Henry laughed, and then realized that he was serious. “Shouldn’t you have a helmet and a manservant for expeditions like that?”
 
; “Probably. But I don’t think I have time to go back to Henrietta for my equipment. I’ll just have to go slowly.”
He didn’t ask Henry to come along, because he didn’t want Henry to have to feel bad when he said that he wasn’t coming along. He didn’t want Henry to feel that Gansey had ever expected him to do such a thing along with him, to climb into a hole in the ground when the only thing Henry really feared was holes in the ground.
Gansey removed his watch and put it in his pocket so it would not catch on anything if he had to climb. Then he cuffed his pants and considered the entrance once more. It was not a terrible drop down, but he wanted to be sure he could get back out of it if he returned and no one else was there to help him out. With a frown, he fetched one of the chairs that had not been destroyed in the collapse. He lowered it into the blackness; once he righted it, it would give him the few extra feet he’d need to scramble back out.
Henry watched all of this and then said, “Wait. You’re going to junk up your nice coat, white man. Take this.” He shouldered out of his Aglionby sweater and proffered it.

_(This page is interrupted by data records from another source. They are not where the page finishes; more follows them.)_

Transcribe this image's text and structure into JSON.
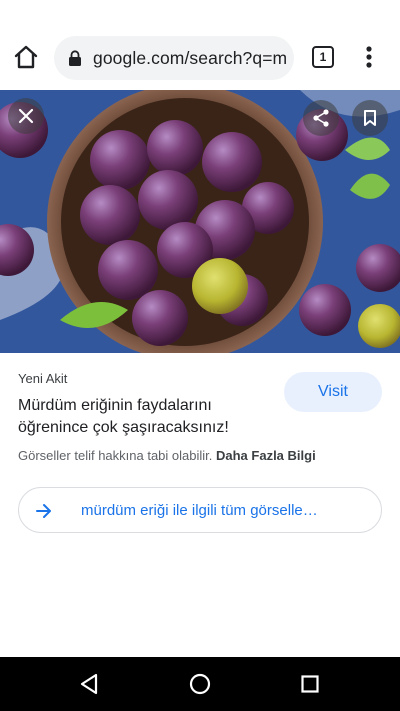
{
  "browser": {
    "url": "google.com/search?q=m",
    "tab_count": "1",
    "icons": [
      "home-icon",
      "lock-icon",
      "tabs-icon",
      "more-vert-icon"
    ]
  },
  "viewer": {
    "icons": [
      "close-icon",
      "share-icon",
      "bookmark-icon"
    ]
  },
  "result": {
    "source": "Yeni Akit",
    "title": "Mürdüm eriğinin faydalarını öğrenince çok şaşıracaksınız!",
    "visit_label": "Visit",
    "copyright_text": "Görseller telif hakkına tabi olabilir.",
    "more_info_label": "Daha Fazla Bilgi",
    "related_label": "mürdüm eriği ile ilgili tüm görselle…"
  },
  "system_nav": {
    "icons": [
      "back-icon",
      "home-circle-icon",
      "recents-icon"
    ]
  },
  "colors": {
    "accent": "#1a73e8",
    "visit_bg": "#e8f0fe",
    "url_bar_bg": "#f1f3f4",
    "nav_bar_bg": "#000000"
  }
}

“So you’re literally giving me the shirt off your back,” Gansey said, swapping him for his coat. He was grateful. He looked up to Henry. “See you on the other side. Excelsior.”
As Gansey walked through the tunnel, he felt a sort of insane joy and sadness rising in him, higher and higher. There was nothing around him but a featureless stone pathway, but still, he could not shake the rightness of it. He had imagined this moment so many times, and now that he was in it, he could not remember the difference between imagining it and experiencing it. There was no dissonance between expectation and reality, as there always had been before. He had meant to find Glendower, and now he was finding Glendower.